Nous ne nous sommes point hâtés de réclamer auprès de l'administration supérieure, parce que, dans le premier moment, notre démarche eût pu paraître le résultat de l'irritation. C'est donc avec calme, avec réflexion que nous venons aujourd'hui signaler le mal, et déclarer qu'il est déjà commencé. La plupart des métiers dont les pièces ont été finies depuis huit jours, n'ayant pas été remontés par les causes que nous avons expliquées, les ouvriers ont prétendu qu'il y avait complot contre eux de la part des fabricans. De là des propos menaçans, de là des attroupemens qui effraient certains quartiers, de là quotidiennement la mise en armes de la presque totalité de la garde nationale, de là enfin, [5.1]désordre dans la fabrique et bientôt peut-être dans la ville.

Nous avons exposé nettement l'état des choses et ses conséquences inévitables ; nous venons maintenant demander au gouvernement de faire en sorte que notre administration comprenne les intérêts de notre industrie et assure la tranquillité de notre ville.

Des chefs d'établissemens qui livrent annuellement à la consommation intérieure et à l'exportation, pour quatre-vingt millions de produits, ont droit de compter sur une haute protection qui sans doute ne leur manquera pas.

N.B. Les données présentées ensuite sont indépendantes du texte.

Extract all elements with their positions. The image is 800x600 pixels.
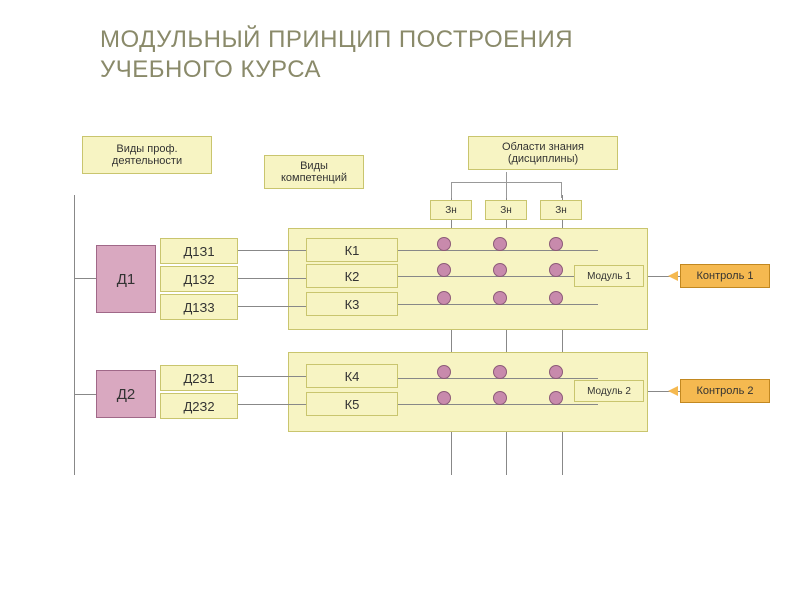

Notes de base de page numériques:

1 Depuis début novembre, les négociants de Lyon, de plus en plus hostiles au préfet, se réunissaient et rédigeaient un mémoire pour la présidence du conseil des ministres. Ce mémoire fut discuté et accepté par l’assemblée des négociants le 5 novembre. Une lettre du docteur Desgoultières du 3 novembre 1831 adressée au docteur Prunelle, maire de Lyon, rend bien compte de l’état d’esprit alors régnant parmi les négociants ; selon Desgoultières, plusieurs mesures doivent être prises : « 1/ Retour prochain du maire pour reprendre les rênes de l’administration municipale, tenues, en ce moment, par une main faible et inexpérimentée, afin qu’il puisse s’entendre avec le général Roguet, homme capable et résolu, sur les mesures ultérieures à prendre. 2/ Prompte installation du général Ordonneau, comme chef de la garde nationale. 3/ Franche coopération d’un préfet qui ait des c… 4/ Désarmement prudent et simultané des hommes de la garde nationale […] et à, cet effet, réunion dans notre ville d’une force militaire suffisante, surtout en cavalerie. 5/ Ordonnance royale motivée par une protestation qui vous sera prochainement adressée et qui prononcerait la nullité de toute délibération illégale prise contre le texte des lois qui régissent l’industrie et le commerce », citée dans Canton-Debat Maurice, Un homme d’affaire lyonnais : Arles-Dufour (1797-1872), ouv. cit., p. 149.
F. Rude évoque cet épisode dans Le mouvement économique et social (ouv. cit., p. 346.).
2 Evoquant la géographie de la presse républicaine au début de la Monarchie de Juillet, Gabriel Perreux a relevé judicieusement que « de toute la région de l’Est, c’est Lyon qui possède les deux plus grands journaux républicains. Le Précurseur et la Glaneuse » (Gabriel Perreux, La propagande républicaine au début de la Monarchie de Juillet, Paris, Librairie Hachette, 1930, p. 194.). Créé une première fois en 1821-1822, relancé en 1826, Le Précurseur était le principal organe du libéralisme à Lyon sous la Restauration. En première ligne du combat contre les Bourbons au moment de juillet 1830, il devient au début 1832 plus proche de l’opposition républicaine avec l’arrivée à sa tête du journaliste parisien Antoine Pétetin et devient un organe de plus en plus hostile au gouvernement orléaniste. Journal des classes moyennes, de tendance relativement modéré, il est néanmoins dès juin 1832 sous le poids de quatre procès. Il faut souligner que durant l’automne 1831 la ligne du journal n’est cependant pas claire. Pour remplacer Jérome Morin, deux tendances s’affrontent : l’une, plus conservatrice et représentative des élites en accord avec le gouvernement de Casimir Périer, est favorable à la candidature de Jean-Baptiste de Montfalcon. L’autre tendance, plus républicaine, va défendre, victorieusement, la candidature d’ Antoine Pétetin.
C. Bellanger, J. Godechot, P. Guiral, F. Terrou (dir.), Histoire générale de la presse française, ouv. cit. ; J. D. Popkin, Press, Revolution and Social Identity in France (1830-1835), ouv. cit., chapitre 2.